A unifying view for performance measures in multi-class prediction
Giuseppe Jurman, Cesare Furlanello

TL;DR
This paper explores the relationships among various multi-class performance measures, especially linking Confusion Entropy with Matthews Correlation Coefficient, supported by computational and theoretical analysis.
Contribution
It establishes a strong monotone relation between Confusion Entropy and Matthews Correlation Coefficient, unifying different performance metrics in multi-class classification.
Findings
Confusion Entropy is strongly related to Matthews Correlation Coefficient.
The relation between these measures is monotone and supported by computational evidence.

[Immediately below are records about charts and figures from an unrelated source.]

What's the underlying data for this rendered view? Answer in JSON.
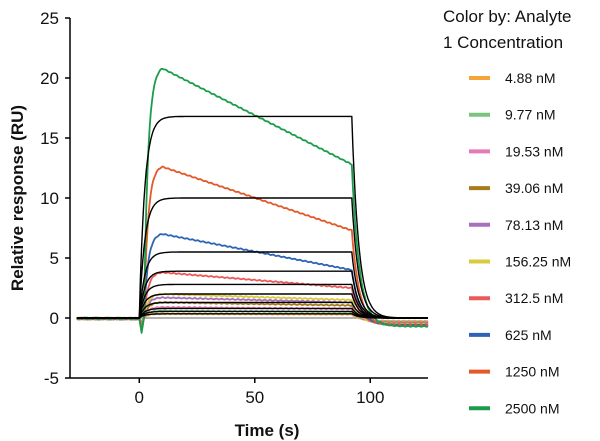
{
  "chart_data": {
    "type": "line",
    "title": "",
    "xlabel": "Time (s)",
    "ylabel": "Relative response (RU)",
    "xlim": [
      -30,
      125
    ],
    "ylim": [
      -5,
      25
    ],
    "xticks": [
      0,
      50,
      100
    ],
    "xtick_labels": [
      "0",
      "50",
      "100"
    ],
    "yticks": [
      -5,
      0,
      5,
      10,
      15,
      20,
      25
    ],
    "ytick_labels": [
      "-5",
      "0",
      "5",
      "10",
      "15",
      "20",
      "25"
    ],
    "legend": {
      "title": "Color by: Analyte 1 Concentration",
      "title_lines": [
        "Color by: Analyte",
        "1 Concentration"
      ],
      "position": "right"
    },
    "series": [
      {
        "name": "4.88 nM",
        "color": "#f5a43b",
        "peak": 0.35,
        "end": 0.3,
        "dip": 0.3
      },
      {
        "name": "9.77 nM",
        "color": "#7bc47f",
        "peak": 0.6,
        "end": 0.5,
        "dip": 0.4
      },
      {
        "name": "19.53 nM",
        "color": "#e879b9",
        "peak": 0.9,
        "end": 0.75,
        "dip": 0.5
      },
      {
        "name": "39.06 nM",
        "color": "#a67c1e",
        "peak": 1.3,
        "end": 1.05,
        "dip": 0.6
      },
      {
        "name": "78.13 nM",
        "color": "#a96fbd",
        "peak": 1.7,
        "end": 1.3,
        "dip": 0.7
      },
      {
        "name": "156.25 nM",
        "color": "#d8cb3c",
        "peak": 2.0,
        "end": 1.5,
        "dip": 0.8
      },
      {
        "name": "312.5 nM",
        "color": "#ea5a5a",
        "peak": 3.8,
        "end": 2.5,
        "dip": 0.9
      },
      {
        "name": "625 nM",
        "color": "#2e64b5",
        "peak": 7.0,
        "end": 4.0,
        "dip": 1.0
      },
      {
        "name": "1250 nM",
        "color": "#e3592a",
        "peak": 12.6,
        "end": 7.3,
        "dip": 1.1
      },
      {
        "name": "2500 nM",
        "color": "#1a9c4a",
        "peak": 20.8,
        "end": 12.8,
        "dip": 1.2
      }
    ],
    "fit_curves": {
      "color": "#000000",
      "plateaus": [
        0.35,
        0.55,
        0.8,
        1.3,
        2.0,
        2.8,
        3.9,
        5.5,
        10.0,
        16.8
      ]
    },
    "injection_start_s": 0,
    "injection_end_s": 92,
    "data_start_s": -27
  }
}
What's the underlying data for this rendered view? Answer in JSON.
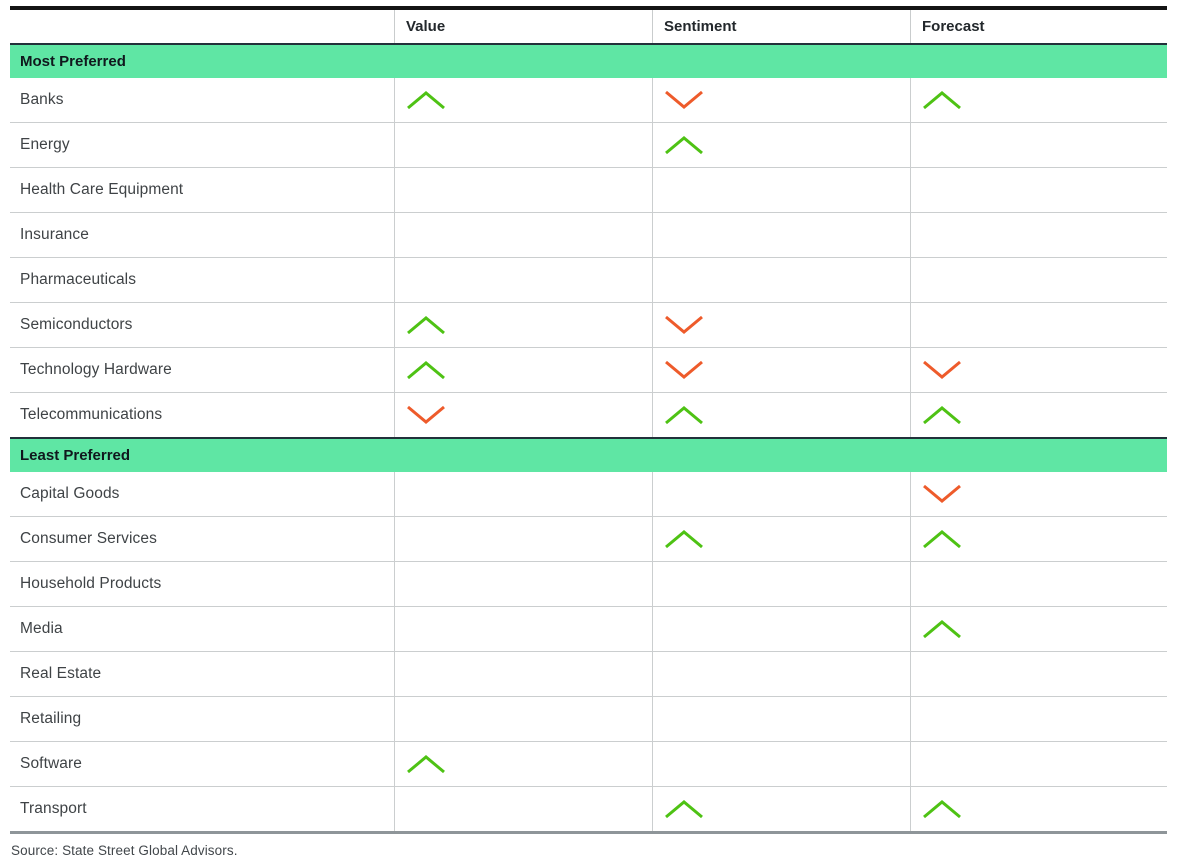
{
  "chart_data": {
    "type": "table",
    "columns": [
      "Value",
      "Sentiment",
      "Forecast"
    ],
    "legend_note": "up = green upward chevron, down = orange downward chevron, null = empty cell",
    "sections": [
      {
        "label": "Most Preferred",
        "rows": [
          {
            "name": "Banks",
            "value": "up",
            "sentiment": "down",
            "forecast": "up"
          },
          {
            "name": "Energy",
            "value": null,
            "sentiment": "up",
            "forecast": null
          },
          {
            "name": "Health Care Equipment",
            "value": null,
            "sentiment": null,
            "forecast": null
          },
          {
            "name": "Insurance",
            "value": null,
            "sentiment": null,
            "forecast": null
          },
          {
            "name": "Pharmaceuticals",
            "value": null,
            "sentiment": null,
            "forecast": null
          },
          {
            "name": "Semiconductors",
            "value": "up",
            "sentiment": "down",
            "forecast": null
          },
          {
            "name": "Technology Hardware",
            "value": "up",
            "sentiment": "down",
            "forecast": "down"
          },
          {
            "name": "Telecommunications",
            "value": "down",
            "sentiment": "up",
            "forecast": "up"
          }
        ]
      },
      {
        "label": "Least Preferred",
        "rows": [
          {
            "name": "Capital Goods",
            "value": null,
            "sentiment": null,
            "forecast": "down"
          },
          {
            "name": "Consumer Services",
            "value": null,
            "sentiment": "up",
            "forecast": "up"
          },
          {
            "name": "Household Products",
            "value": null,
            "sentiment": null,
            "forecast": null
          },
          {
            "name": "Media",
            "value": null,
            "sentiment": null,
            "forecast": "up"
          },
          {
            "name": "Real Estate",
            "value": null,
            "sentiment": null,
            "forecast": null
          },
          {
            "name": "Retailing",
            "value": null,
            "sentiment": null,
            "forecast": null
          },
          {
            "name": "Software",
            "value": "up",
            "sentiment": null,
            "forecast": null
          },
          {
            "name": "Transport",
            "value": null,
            "sentiment": "up",
            "forecast": "up"
          }
        ]
      }
    ]
  },
  "source": "Source: State Street Global Advisors.",
  "colors": {
    "up_chevron": "#4ec214",
    "down_chevron": "#ee5b2b",
    "banner_background": "#5fe6a4",
    "top_rule": "#141414",
    "bottom_rule": "#8e9599"
  }
}
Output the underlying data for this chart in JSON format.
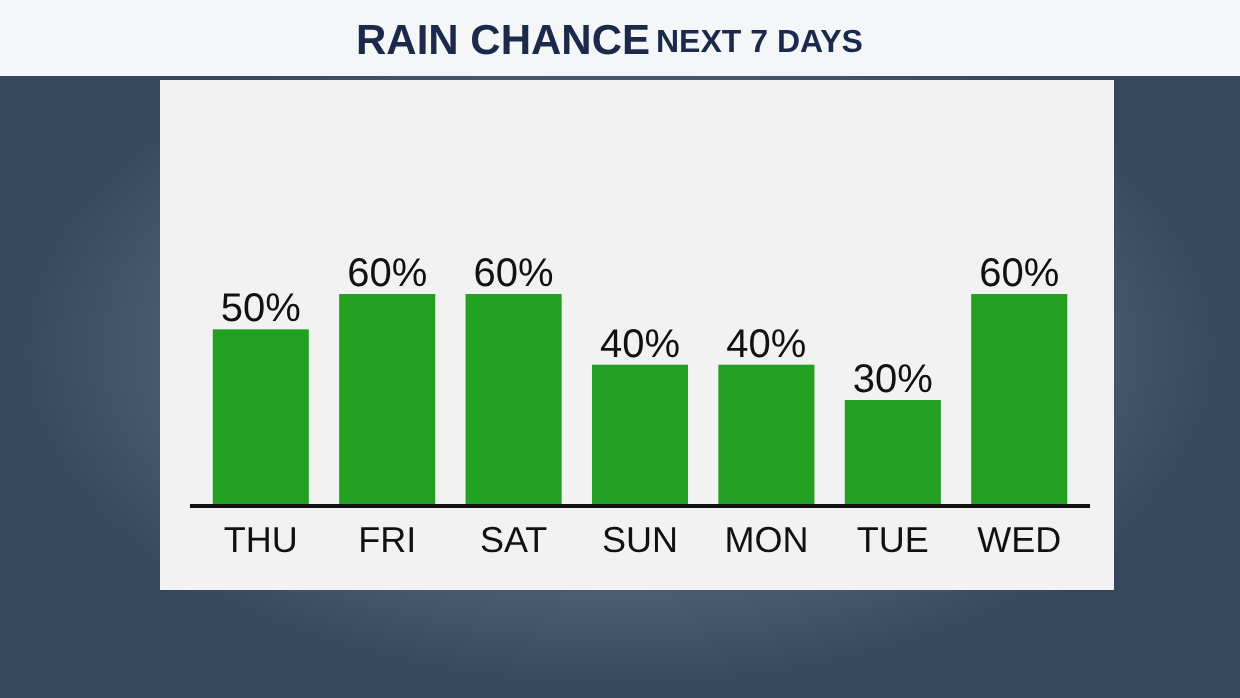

A theoretical explanation for this relation is provided.
Abstract
In the last few years, many different performance measures have been introduced to overcome the weakness of the most natural metric, the Accuracy. Among them, Matthews Correlation Coefficient has recently gained popularity among researchers not only in machine learning but also in several application fields such as bioinformatics. Nonetheless, further novel functions are being proposed in literature. We show that Confusion Entropy, a recently introduced classifier performance measure for multi-class problems, has a strong (monotone) relation with the multi-class generalization of a classical metric, the Matthews Correlation Coefficient. Computational evidence in support of the claim is provided, together with an outline of the theoretical explanation.